Note a:[ (retour) ] Ainsi Démocrite, au rapport de Sénèque & de Cicéron, laissa ses Terres incultes, négligea son Patrimoine, regardant les biens de l'esprit comme les seuls biens, & croiant que la possession des choses de la Terre étoit un obstacle à la Philosophie. TRAD. DE PAR.
Mais comme ce seroit peu d'avoir réglé l'extérieur si on laissoit le coeur dans toute sa liberté, la Loi de J. C. n'oublie pas de marquer quel doit être le vrai principe de nos bienfaits. Elle nous aprend que l'espérance du réciproque ou de la réputation, en ôte tout le prix; & qu'ils ne sont de quelque valeur aux yeux de Dieu, qu'autant que son amour en a été le motif, & sa gloire, la derniére fin. Elle prend soin de renverser tous les prétextes dont l'amour du bien colore une épargne excessive. Elle dissipe la crainte qu'on auroit, ou qu'on feroit semblant d'avoir, de tomber dans l'indigence par trop de libéralité, & de se dérober par là les secours dont la vieillesse a besoin, & dont on peut se soulager en cas de quelque disgrace. Elle prévient tous ces prétextes, en promettant que Dieu aura des bontez toutes particuliéres pour ceux qui observeront ses Loix. Elle ajoûte même le raisonnement à la promesse. Elle nous fait jetter les yeux sur les soins tout visibles de la Providence, dans la production des plantes & des fleurs, qu'elle veut bien même orner & embellir. Elle nous oblige à penser que Dieu étant si bon & si puissant, nous lui ferions outrage, si nous ne nous fiions à lui, qu'à proportion des gages présens & visibles qu'il nous donne de son amour.
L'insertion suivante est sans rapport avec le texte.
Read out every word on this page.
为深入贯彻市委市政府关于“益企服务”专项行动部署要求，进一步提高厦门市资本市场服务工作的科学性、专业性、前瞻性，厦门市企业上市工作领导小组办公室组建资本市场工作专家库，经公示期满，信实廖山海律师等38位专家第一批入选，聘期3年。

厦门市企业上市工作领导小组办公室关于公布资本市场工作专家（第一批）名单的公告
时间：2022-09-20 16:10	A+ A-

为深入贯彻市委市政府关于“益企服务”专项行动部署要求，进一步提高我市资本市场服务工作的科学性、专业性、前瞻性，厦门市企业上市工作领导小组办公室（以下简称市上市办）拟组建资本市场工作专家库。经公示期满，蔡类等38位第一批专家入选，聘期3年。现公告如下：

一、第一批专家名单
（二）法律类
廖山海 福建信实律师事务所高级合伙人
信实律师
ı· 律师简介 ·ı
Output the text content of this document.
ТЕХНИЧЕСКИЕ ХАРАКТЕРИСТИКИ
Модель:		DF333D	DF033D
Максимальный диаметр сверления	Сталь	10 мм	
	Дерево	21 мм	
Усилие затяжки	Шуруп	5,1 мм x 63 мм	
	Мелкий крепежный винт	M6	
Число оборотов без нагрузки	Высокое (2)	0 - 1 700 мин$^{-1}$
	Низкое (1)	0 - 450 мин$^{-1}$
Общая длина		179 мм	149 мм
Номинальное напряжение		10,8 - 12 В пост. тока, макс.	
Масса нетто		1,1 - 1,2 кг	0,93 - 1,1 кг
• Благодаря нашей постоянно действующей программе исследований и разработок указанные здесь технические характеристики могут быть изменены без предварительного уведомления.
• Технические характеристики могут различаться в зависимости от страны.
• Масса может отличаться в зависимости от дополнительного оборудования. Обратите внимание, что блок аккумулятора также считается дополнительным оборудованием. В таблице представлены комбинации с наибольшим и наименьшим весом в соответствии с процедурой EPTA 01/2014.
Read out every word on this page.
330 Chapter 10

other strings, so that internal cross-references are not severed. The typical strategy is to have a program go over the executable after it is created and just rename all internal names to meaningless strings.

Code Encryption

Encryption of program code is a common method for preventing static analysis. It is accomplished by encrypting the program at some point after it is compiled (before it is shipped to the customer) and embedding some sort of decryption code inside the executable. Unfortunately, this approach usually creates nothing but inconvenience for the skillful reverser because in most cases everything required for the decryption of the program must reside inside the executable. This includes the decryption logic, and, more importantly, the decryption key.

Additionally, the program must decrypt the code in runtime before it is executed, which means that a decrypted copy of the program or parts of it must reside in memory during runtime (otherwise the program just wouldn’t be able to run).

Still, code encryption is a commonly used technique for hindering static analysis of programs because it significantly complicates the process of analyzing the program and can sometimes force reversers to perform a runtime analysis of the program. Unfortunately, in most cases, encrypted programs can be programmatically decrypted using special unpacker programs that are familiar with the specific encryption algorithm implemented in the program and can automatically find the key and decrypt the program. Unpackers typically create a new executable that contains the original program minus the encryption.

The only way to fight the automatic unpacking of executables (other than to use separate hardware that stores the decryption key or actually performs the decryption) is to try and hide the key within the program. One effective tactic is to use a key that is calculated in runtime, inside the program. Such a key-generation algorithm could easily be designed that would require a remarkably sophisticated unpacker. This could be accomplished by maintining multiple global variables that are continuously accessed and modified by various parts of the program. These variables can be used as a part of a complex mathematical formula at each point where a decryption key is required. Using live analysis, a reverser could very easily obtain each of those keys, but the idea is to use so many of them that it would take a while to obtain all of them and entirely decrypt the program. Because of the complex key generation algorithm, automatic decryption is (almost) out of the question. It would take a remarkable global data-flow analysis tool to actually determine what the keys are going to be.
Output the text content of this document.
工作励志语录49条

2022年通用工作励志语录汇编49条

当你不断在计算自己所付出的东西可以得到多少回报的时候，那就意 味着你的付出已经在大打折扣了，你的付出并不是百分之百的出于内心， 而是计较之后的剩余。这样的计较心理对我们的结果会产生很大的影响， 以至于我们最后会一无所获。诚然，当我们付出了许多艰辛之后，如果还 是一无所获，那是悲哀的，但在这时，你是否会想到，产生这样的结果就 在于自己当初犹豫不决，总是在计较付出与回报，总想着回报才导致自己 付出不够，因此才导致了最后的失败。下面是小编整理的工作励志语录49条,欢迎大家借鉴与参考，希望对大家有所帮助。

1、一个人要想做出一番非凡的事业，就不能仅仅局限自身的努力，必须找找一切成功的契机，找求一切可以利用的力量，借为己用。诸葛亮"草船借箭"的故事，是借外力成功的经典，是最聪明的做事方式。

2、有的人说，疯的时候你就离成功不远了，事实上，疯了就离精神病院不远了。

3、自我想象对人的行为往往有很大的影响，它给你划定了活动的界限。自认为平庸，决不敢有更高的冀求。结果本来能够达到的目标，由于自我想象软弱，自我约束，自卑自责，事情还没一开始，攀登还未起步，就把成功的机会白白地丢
Dans les Loix qui réglent le serment.
XV. Enfin les autres Loix défendent sévérement le parjure. Les Loix de l'Évangile défendent le serment même, excepté quand il est d'une absolue nécessité: outre qu'elles nous forment à une habitude si [Matth. V. 33-37.] constante de dire la vérité, que les ocasions d'être réduit à faire serment, deviennent par là extrêmement rares.
Perfection de la Morale Évangélique
XVI. En général on peut dire que tout ce qu'il y a d'excellent dans les Livres des Philosophes Grecs, dans les Maximes des Auteurs Juifs & de ceux de tous les autres Peuples, est contenu dans la Doctrine évangélique, comme émané de Dieu même. On y trouve des Préceptes sur la modestie, sur la tempérance, sur la bonté, & sur l'honnêteté des moeurs. On y aprend les devoirs réciproques des Magistrats & des Peuples; des Péres & des Enfans; des Maris & des Femmes. On y voit la condamnation de certains défauts, sur lesquels la plûpart des Grecs & des Romains se sont fait illusion à eux-mêmes par les beaux noms qu'ils leur donnoient, & par je ne sai quel éclat de Grandeur qu'ils y apercevoient; j'entens la passion pour les honneurs & pour la gloire. Mais ce qu'il y a de plus admirable dans l'Evangile, c'est cet abrégé de tous les Préceptes, plein de sens dans sa briéveté, & qui porte que nous devons aimer Dieu par-dessus toutes choses, & nos Prochains autant que nous-mêmes; ou, ce qui revient à un, [42] que nous leur devons faire ce que nous voulons qu'on nous fasse.
Note 42:[ (retour) ] Que nous leur devons faire. L'Empereur Alex Sévére louoit fort cette Loi.